Spatio-temporal structures in ensembles of coupled chaotic systems
V.S. Anishchenko Physics Department, Saratov State University named after N.G. Chernyshevsky, ul. Astrakhanskaya 83, Saratov, 410012, Russian Federation
We present a review of numerical results of studies of the complex dynamics of one- and two-dimensional networks (ensembles) of nonlocally coupled identical chaotic oscillators in the form of discrete- and continuous-time systems, as well as lattices of coupled ensembles. We show that these complex networks can demonstrate specific types of spatio-temporal patterns in the form of chimera state. The latter is known as the coexistence of spatially localized domains of coherent (synchronized) and incoherent (asynchronous) dynamics in a network of nonlocally coupled identical oscillators.

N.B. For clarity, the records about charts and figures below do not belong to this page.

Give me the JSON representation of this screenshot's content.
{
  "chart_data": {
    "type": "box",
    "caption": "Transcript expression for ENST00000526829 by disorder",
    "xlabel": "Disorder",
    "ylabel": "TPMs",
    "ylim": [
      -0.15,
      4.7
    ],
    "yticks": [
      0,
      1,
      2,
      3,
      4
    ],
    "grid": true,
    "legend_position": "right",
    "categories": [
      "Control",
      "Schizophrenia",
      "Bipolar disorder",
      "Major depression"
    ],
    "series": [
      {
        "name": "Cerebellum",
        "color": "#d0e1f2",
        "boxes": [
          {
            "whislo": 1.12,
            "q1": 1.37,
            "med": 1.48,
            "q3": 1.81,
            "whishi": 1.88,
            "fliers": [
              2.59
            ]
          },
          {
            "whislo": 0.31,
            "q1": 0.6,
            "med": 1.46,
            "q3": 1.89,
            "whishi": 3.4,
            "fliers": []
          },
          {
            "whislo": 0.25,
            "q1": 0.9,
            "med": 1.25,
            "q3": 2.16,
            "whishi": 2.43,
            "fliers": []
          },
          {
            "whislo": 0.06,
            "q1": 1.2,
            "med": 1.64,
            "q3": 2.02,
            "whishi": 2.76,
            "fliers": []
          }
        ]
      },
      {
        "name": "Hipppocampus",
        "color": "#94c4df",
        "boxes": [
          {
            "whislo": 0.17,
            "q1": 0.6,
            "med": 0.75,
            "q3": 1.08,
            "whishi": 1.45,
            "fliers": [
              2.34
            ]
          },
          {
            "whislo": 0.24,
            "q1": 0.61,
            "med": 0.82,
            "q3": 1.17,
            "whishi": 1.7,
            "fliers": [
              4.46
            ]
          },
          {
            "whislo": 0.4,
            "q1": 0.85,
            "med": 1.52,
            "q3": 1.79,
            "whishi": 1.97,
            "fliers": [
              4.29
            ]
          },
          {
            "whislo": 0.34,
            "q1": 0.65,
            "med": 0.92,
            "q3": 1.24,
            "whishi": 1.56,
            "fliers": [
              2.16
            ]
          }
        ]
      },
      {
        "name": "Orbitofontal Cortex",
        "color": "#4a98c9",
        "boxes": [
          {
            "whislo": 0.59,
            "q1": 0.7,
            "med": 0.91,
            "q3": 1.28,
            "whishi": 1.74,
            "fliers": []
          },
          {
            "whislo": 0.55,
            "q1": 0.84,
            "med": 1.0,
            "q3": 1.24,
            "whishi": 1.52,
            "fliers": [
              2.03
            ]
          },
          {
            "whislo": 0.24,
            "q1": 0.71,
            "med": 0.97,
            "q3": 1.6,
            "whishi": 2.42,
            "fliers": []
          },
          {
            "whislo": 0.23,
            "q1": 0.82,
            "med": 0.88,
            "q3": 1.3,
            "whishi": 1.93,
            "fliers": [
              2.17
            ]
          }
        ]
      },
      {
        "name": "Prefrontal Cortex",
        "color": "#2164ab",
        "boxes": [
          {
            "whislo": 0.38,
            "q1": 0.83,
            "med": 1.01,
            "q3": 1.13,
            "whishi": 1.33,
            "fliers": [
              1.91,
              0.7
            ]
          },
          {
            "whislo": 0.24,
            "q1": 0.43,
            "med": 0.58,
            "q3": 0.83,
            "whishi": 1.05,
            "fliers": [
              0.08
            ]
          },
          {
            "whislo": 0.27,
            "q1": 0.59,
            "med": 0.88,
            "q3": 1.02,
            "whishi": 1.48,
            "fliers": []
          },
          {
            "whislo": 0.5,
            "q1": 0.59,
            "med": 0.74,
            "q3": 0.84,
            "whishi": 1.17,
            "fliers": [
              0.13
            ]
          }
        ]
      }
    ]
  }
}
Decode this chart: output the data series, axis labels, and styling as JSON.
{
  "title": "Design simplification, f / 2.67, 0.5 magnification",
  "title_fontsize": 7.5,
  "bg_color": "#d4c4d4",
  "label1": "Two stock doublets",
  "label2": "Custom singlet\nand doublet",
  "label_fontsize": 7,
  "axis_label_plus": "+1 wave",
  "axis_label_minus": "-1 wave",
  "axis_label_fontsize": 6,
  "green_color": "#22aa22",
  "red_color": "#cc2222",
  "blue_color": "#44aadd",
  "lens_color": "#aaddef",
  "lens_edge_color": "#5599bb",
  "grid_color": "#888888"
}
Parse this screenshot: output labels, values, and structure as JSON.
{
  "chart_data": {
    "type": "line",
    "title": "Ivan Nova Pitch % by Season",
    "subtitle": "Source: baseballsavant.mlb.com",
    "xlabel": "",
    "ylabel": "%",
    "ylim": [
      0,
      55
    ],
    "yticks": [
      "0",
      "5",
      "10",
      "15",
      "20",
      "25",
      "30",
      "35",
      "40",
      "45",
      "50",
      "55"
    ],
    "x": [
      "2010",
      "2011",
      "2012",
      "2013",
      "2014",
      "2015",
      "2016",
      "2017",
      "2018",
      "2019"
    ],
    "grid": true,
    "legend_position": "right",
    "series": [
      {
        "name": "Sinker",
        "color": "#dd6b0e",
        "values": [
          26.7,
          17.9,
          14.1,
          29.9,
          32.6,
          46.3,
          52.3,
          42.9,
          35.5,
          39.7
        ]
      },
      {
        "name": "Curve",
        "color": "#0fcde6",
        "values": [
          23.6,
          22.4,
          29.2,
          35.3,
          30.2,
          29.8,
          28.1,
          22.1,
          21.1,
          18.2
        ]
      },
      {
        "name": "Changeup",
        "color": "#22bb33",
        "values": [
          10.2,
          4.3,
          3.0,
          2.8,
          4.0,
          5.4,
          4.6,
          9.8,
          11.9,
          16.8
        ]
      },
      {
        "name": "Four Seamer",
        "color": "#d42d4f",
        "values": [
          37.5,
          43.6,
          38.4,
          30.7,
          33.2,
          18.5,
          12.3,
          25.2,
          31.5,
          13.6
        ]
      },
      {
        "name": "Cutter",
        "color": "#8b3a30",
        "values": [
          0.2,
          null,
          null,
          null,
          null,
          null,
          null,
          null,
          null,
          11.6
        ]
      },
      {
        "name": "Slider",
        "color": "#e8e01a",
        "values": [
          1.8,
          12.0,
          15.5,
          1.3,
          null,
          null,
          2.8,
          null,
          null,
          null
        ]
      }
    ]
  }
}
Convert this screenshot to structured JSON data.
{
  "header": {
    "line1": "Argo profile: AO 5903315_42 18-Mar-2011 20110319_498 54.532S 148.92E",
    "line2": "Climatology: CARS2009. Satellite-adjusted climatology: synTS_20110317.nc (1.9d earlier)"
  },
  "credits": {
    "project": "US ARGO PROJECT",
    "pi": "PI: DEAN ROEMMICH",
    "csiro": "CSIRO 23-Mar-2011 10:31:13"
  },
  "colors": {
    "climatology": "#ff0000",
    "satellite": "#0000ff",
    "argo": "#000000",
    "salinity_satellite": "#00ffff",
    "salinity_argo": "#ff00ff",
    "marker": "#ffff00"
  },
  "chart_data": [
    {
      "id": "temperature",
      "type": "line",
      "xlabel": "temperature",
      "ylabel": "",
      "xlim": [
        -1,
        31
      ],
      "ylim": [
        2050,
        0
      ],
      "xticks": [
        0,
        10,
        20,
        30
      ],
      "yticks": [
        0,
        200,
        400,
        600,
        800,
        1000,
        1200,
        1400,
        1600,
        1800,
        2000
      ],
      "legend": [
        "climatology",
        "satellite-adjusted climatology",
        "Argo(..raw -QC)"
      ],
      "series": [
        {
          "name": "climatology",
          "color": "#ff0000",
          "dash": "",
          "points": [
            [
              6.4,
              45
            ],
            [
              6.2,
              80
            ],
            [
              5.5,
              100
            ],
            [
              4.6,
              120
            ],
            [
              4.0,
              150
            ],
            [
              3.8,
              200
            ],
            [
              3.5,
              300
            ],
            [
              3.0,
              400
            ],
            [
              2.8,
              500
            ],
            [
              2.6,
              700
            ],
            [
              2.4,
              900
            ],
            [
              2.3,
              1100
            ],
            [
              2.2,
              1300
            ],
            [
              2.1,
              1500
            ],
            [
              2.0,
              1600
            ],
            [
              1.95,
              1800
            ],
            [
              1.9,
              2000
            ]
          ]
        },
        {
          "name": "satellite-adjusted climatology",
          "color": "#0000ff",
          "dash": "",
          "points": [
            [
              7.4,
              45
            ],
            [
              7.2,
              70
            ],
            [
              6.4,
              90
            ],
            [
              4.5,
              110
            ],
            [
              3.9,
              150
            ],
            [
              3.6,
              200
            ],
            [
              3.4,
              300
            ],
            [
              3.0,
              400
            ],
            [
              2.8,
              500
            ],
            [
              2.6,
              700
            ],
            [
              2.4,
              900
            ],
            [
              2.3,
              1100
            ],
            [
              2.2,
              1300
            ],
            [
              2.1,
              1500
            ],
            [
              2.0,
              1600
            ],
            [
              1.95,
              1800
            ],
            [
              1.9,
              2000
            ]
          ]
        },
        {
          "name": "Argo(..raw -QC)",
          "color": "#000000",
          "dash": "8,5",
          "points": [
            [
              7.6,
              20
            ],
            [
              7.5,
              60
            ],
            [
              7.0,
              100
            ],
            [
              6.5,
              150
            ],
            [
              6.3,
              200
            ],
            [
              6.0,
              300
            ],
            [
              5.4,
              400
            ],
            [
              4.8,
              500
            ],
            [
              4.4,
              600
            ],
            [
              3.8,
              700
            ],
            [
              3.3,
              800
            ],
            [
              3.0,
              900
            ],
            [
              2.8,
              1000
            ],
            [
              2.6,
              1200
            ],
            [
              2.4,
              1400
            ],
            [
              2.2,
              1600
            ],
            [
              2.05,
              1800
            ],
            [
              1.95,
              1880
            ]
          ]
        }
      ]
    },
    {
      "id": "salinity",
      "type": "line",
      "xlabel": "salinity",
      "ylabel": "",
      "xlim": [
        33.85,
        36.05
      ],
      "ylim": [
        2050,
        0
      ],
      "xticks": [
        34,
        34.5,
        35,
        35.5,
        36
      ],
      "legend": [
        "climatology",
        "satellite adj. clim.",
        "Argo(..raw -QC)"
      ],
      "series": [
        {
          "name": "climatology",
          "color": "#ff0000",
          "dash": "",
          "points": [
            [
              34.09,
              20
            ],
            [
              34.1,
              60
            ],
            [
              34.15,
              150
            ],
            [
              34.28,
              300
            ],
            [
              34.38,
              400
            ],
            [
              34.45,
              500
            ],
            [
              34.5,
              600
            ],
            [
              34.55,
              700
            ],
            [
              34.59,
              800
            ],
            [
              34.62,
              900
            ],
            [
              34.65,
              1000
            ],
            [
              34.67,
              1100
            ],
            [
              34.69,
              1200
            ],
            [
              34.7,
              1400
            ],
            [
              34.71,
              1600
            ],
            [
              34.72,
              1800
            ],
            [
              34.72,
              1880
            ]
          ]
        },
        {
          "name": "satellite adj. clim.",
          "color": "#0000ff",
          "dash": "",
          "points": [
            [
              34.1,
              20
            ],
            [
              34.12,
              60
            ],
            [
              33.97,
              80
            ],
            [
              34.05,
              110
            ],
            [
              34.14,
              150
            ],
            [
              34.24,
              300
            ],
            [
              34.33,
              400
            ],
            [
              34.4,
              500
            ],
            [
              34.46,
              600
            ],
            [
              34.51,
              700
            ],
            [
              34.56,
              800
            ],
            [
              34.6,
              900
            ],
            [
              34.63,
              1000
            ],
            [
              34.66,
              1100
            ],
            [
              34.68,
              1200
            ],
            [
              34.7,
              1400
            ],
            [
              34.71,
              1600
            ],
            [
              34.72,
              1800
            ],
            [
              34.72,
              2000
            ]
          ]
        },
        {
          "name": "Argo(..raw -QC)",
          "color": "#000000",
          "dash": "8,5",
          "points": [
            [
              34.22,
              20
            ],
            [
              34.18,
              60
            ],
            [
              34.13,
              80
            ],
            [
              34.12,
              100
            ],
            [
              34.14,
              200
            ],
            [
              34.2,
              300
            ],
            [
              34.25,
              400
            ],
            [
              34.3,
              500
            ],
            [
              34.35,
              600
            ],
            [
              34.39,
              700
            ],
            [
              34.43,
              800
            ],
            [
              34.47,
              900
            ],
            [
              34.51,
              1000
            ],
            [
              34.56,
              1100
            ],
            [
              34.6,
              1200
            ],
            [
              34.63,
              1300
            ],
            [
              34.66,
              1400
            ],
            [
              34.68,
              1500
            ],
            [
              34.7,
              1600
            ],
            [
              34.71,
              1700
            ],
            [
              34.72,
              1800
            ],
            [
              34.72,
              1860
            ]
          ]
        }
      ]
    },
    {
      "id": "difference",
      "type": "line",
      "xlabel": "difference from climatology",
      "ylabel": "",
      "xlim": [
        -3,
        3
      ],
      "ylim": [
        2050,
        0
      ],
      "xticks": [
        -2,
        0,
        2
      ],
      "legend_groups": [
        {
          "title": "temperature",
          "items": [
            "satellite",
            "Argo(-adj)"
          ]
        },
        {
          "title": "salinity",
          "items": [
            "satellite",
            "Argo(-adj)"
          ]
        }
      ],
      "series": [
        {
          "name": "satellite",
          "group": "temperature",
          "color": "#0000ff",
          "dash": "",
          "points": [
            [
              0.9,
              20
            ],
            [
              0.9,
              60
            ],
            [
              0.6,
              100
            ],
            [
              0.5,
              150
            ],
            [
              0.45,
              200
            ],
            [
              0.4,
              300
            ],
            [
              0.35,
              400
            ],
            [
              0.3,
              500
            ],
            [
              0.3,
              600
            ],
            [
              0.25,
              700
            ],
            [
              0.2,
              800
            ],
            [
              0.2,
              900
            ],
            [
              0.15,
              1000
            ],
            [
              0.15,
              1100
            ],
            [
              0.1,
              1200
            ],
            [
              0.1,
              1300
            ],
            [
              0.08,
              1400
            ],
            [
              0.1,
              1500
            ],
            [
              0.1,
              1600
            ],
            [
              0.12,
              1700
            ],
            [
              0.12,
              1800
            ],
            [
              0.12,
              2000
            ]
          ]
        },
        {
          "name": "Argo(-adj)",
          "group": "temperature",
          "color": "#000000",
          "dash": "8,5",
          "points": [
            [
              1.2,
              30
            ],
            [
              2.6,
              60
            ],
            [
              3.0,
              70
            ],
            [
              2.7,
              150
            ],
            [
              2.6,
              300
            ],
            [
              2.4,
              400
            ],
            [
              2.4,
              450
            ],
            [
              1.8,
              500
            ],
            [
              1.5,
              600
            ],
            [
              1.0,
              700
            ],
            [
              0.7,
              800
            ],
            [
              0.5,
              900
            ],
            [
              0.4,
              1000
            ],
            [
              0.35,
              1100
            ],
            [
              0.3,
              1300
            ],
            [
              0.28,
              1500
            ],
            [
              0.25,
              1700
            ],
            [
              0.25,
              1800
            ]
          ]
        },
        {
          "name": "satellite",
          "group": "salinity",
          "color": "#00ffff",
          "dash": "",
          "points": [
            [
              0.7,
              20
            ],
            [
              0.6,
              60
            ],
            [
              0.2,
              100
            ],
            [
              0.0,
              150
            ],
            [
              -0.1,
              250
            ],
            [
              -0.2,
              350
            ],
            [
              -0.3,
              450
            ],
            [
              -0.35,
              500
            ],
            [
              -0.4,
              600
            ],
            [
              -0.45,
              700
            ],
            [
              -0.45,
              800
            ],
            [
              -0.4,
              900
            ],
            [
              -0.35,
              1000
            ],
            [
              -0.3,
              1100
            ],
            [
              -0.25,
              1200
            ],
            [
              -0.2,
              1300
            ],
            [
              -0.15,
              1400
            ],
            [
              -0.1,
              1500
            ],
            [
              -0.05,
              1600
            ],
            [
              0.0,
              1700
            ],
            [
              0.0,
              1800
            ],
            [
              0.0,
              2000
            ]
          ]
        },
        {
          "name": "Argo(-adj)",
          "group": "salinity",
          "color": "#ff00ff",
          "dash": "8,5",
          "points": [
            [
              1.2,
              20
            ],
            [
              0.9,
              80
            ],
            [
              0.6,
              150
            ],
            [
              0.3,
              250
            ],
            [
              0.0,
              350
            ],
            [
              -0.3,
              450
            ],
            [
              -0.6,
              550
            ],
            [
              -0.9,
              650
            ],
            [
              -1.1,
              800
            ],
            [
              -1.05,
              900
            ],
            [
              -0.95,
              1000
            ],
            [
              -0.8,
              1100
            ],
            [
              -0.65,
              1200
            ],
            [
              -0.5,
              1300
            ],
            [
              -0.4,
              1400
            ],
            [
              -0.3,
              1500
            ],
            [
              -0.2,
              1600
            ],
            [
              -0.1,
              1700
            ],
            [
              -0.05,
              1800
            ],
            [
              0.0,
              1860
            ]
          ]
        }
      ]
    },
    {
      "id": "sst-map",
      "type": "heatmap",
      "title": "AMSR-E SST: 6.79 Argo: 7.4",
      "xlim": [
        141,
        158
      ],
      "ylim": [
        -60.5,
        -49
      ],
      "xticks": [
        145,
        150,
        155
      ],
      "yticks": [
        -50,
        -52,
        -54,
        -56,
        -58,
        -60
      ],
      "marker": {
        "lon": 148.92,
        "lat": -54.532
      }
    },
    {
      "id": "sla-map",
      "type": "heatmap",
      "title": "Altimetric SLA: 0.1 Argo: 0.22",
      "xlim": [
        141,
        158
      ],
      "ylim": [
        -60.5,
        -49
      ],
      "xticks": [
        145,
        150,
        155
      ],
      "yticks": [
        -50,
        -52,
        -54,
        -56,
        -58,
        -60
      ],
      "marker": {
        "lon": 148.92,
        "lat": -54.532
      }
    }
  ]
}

In the review phase, amplitude, double-well chimeras and solitary states, are described and their basic characteristics are analyzed and compared. We stand out two basic discrete-time models, the Henon and Lozi maps, which can be used to describe the typical chimera structures and solitary states in networks of a wide range of chaotic oscillators. We discuss the bifurcation mechanisms of their appearance and evolution.
In conclusion, we describe effects of synchronization of chimera states in coupled ensembles of chaotic maps. The review is a monographic review of the research results published by the authors.